As the past decade has witnessed more and more translations from diverse Indian languages into English, with many going on to win major awards, Arunava Sinha, one of India's most prominent translators feels that this has ensured that readers get to hear unique voices from different places.
"We are now reading literature that we would normally not read -- Tamil, Malayalam, Bengali... the list is endless. Translations have expanded the idea of literature in English. Writing in English is one of the many forces, earlier it was the only one. Now one can witness an immense diversity in linguistic expressions," Sinha, who won the 'Vani Foundation Distinguished Translator Award' at the recently concluded Jaipur Literature Festival (JLF) tells IANS.
This two-time winner of the 'Crossword Translation Award', who translates classic, modern and contemporary Bengali fiction and nonfiction into English with 68 translations having been published so far, says that he realised during his college years that translation was a very distinct activity. A student of literature, he would study translations on his own. "I used the practice to understand the process.

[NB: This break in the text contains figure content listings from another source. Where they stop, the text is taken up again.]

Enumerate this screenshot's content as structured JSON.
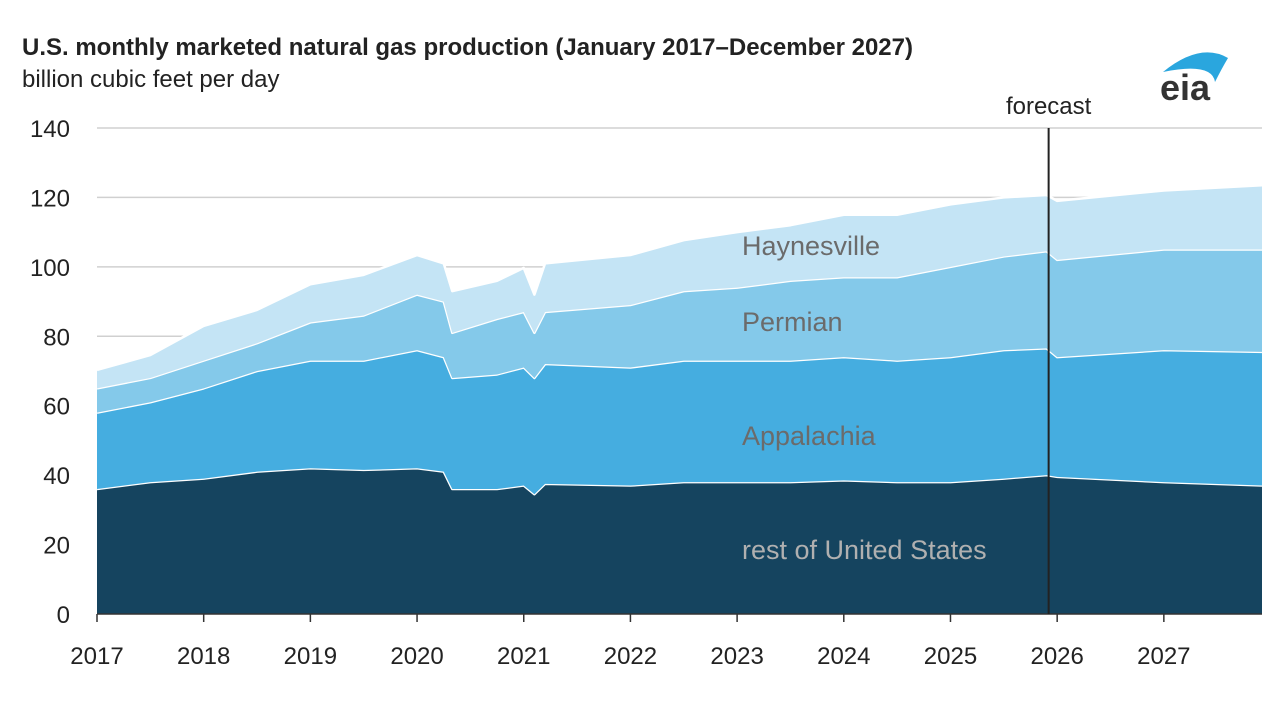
{
  "chart_data": {
    "type": "area",
    "stacked": true,
    "title": "U.S. monthly marketed natural gas production (January 2017–December 2027)",
    "ylabel": "billion cubic feet per day",
    "xlabel": "",
    "xlim": [
      2017.0,
      2027.92
    ],
    "ylim": [
      0,
      140
    ],
    "yticks": [
      0,
      20,
      40,
      60,
      80,
      100,
      120,
      140
    ],
    "xticks": [
      "2017",
      "2018",
      "2019",
      "2020",
      "2021",
      "2022",
      "2023",
      "2024",
      "2025",
      "2026",
      "2027"
    ],
    "grid": true,
    "forecast_start": 2025.92,
    "forecast_label": "forecast",
    "x": [
      2017.0,
      2017.5,
      2018.0,
      2018.5,
      2019.0,
      2019.5,
      2020.0,
      2020.25,
      2020.33,
      2020.75,
      2021.0,
      2021.1,
      2021.2,
      2022.0,
      2022.5,
      2023.0,
      2023.5,
      2024.0,
      2024.5,
      2025.0,
      2025.5,
      2025.9,
      2026.0,
      2027.0,
      2027.92
    ],
    "series": [
      {
        "name": "rest of United States",
        "color": "#15445f",
        "values": [
          36,
          38,
          39,
          41,
          42,
          41.5,
          42,
          41,
          36,
          36,
          37,
          34.5,
          37.5,
          37,
          38,
          38,
          38,
          38.5,
          38,
          38,
          39,
          40,
          39.5,
          38,
          37
        ]
      },
      {
        "name": "Appalachia",
        "color": "#45ade0",
        "values": [
          22,
          23,
          26,
          29,
          31,
          31.5,
          34,
          33,
          32,
          33,
          34,
          33.5,
          34.5,
          34,
          35,
          35,
          35,
          35.5,
          35,
          36,
          37,
          36.5,
          34.5,
          38,
          38.5
        ]
      },
      {
        "name": "Permian",
        "color": "#84c9ea",
        "values": [
          7,
          7,
          8,
          8,
          11,
          13,
          16,
          16,
          13,
          16,
          16,
          13,
          15,
          18,
          20,
          21,
          23,
          23,
          24,
          26,
          27,
          28,
          28,
          29,
          29.5
        ]
      },
      {
        "name": "Haynesville",
        "color": "#c4e4f5",
        "values": [
          5.3,
          6.6,
          10,
          9.6,
          11,
          11.7,
          11.4,
          11,
          12,
          11,
          12.7,
          11,
          14,
          14.4,
          14.7,
          16,
          16,
          18,
          18,
          18,
          17,
          16.2,
          17,
          17,
          18.5
        ]
      }
    ]
  },
  "logo_text": "eia"
}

After I left college, I was in Calcutta where there was much demand to translate Bangla short stories into English."
But while translating, is it tough not to leave one's signature? "I don't think so. It may be problematic for people who consider themselves writers. For someone like me, who does not have the ambition to make it as a writer, I am quite happy to keep myself invisible in the book -- translators like me have no style; we take up the style of the writer. Of course, I am quite impressed by someone like Jerry Pinto, an accomplished writer who is also a remarkable translator."
With many private universities offering writing courses, Sinha, who teaches creative writing at Ashoka says that the aim of most of these programmes aim to inculcate the skills of academic writing in students. "But creative writing is not something that many universities have started. Of course, it is a great thing, it allows students to learn, write and to find out if they are writers, it gets them back into reading which is great. It creates a unity of writers. You express yourself in a different way," says the translator who is currently working on autobiographical stories of Sankar -- essays written between the ages of 17-80, covering different stages in his life.